Strategi Investasi yang Berdampak
revitalisasi terminal ini menjanjikan ROI yang signifikan melalui peningkatan kualitas infrastruktur dan daya tarik lokasi. Dengan investasi awal sekitar Rp50 miliar, proyek ini diperkirakan dapat mengurangi kerugian ekonomi akibat banjir hingga 30% dalam lima tahun ke depan.
Manajemen Risiko yang Cerdas
Pemprov DKI telah melakukan analisis risiko komprehensif, termasuk studi dampak lingkungan dan kajian ekonomi. Dengan implikasi hukum yang terbatas dan dukungan masyarakat yang tinggi, proyek ini menjadi contoh strategi mitigasi risiko yang efektif.
Studi Kasus Sukses: Peningkatan Ekonomi di Daerah
Berdasarkan data pasar, daerah yang berhasil mengatasi masalah banjir melalui revitalisasi infrastruktur menunjukkan pertumbuhan ekonomi hingga 15% dalam tiga tahun.
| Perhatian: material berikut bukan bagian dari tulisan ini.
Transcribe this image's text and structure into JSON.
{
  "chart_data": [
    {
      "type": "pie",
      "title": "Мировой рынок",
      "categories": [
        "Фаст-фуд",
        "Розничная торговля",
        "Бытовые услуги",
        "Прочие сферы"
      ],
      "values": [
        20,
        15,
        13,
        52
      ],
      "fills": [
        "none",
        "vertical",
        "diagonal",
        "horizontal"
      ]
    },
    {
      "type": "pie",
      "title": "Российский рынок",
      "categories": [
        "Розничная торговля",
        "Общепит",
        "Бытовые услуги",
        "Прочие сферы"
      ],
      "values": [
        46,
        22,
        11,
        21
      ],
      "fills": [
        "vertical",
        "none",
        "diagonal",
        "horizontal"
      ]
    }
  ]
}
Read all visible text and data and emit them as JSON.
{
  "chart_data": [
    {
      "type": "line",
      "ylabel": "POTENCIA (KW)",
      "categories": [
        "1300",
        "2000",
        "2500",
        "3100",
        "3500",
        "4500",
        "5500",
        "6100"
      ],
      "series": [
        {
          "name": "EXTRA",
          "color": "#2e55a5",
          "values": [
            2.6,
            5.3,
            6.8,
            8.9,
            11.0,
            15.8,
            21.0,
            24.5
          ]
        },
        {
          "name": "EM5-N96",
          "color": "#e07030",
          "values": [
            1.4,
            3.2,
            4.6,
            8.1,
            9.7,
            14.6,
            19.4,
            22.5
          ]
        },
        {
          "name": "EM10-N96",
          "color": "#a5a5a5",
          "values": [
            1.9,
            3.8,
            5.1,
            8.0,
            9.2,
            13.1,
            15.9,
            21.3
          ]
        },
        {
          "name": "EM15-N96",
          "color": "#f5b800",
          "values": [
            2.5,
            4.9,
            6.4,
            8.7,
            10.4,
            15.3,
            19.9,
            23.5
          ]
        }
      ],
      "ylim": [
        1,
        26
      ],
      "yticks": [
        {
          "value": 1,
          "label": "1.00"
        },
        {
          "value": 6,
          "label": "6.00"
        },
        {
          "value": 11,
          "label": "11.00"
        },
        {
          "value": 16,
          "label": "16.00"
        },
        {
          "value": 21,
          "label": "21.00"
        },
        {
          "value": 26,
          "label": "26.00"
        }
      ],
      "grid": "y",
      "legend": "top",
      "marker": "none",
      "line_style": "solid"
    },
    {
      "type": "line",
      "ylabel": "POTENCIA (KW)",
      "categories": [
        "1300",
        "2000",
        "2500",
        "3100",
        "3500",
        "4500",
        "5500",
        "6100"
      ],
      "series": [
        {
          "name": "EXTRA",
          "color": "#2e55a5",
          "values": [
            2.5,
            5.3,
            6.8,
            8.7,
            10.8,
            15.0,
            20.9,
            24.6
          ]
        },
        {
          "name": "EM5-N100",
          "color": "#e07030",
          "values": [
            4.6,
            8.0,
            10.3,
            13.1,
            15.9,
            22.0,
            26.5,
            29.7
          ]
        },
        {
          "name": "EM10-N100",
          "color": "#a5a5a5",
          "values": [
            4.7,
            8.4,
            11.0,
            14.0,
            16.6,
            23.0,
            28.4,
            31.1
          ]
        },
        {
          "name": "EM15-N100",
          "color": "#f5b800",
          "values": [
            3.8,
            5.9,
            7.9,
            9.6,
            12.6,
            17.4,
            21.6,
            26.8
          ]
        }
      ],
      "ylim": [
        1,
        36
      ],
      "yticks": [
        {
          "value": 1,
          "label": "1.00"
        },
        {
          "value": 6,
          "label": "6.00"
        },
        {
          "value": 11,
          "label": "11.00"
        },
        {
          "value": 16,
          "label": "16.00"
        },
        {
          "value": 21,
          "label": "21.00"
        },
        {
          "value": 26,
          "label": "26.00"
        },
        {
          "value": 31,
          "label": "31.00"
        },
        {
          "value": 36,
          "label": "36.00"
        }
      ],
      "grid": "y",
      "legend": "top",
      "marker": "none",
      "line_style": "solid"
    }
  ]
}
Terminal Kampung Rambutan dapat menjadi katalisator serupa, meningkatkan produktivitas dan daya saing lokal.
Dengan langkah cepat ini, Pemprov DKI tidak hanya mengatasi masalah banjir tetapi juga memberikan contoh investasi strategis yang berdampak jangka panjang. Wajib diikuti bagi siapa saja yang ingin berinvestasi di sektor infrastruktur dan pengembangan kota yang berkelanjutan.

Tinggalkan Balasan

Alamat email Anda tidak akan dipublikasikan. Ruas yang wajib ditandai *

Bisnis

Thailand Terancam Krisis, Harga BBM Melonjak! Thailand – Harga BBM Thailand naik setelah subsidi dilepas, memicu pembatasan pembelian dan lonjakan permintaan di tengah krisis energi global.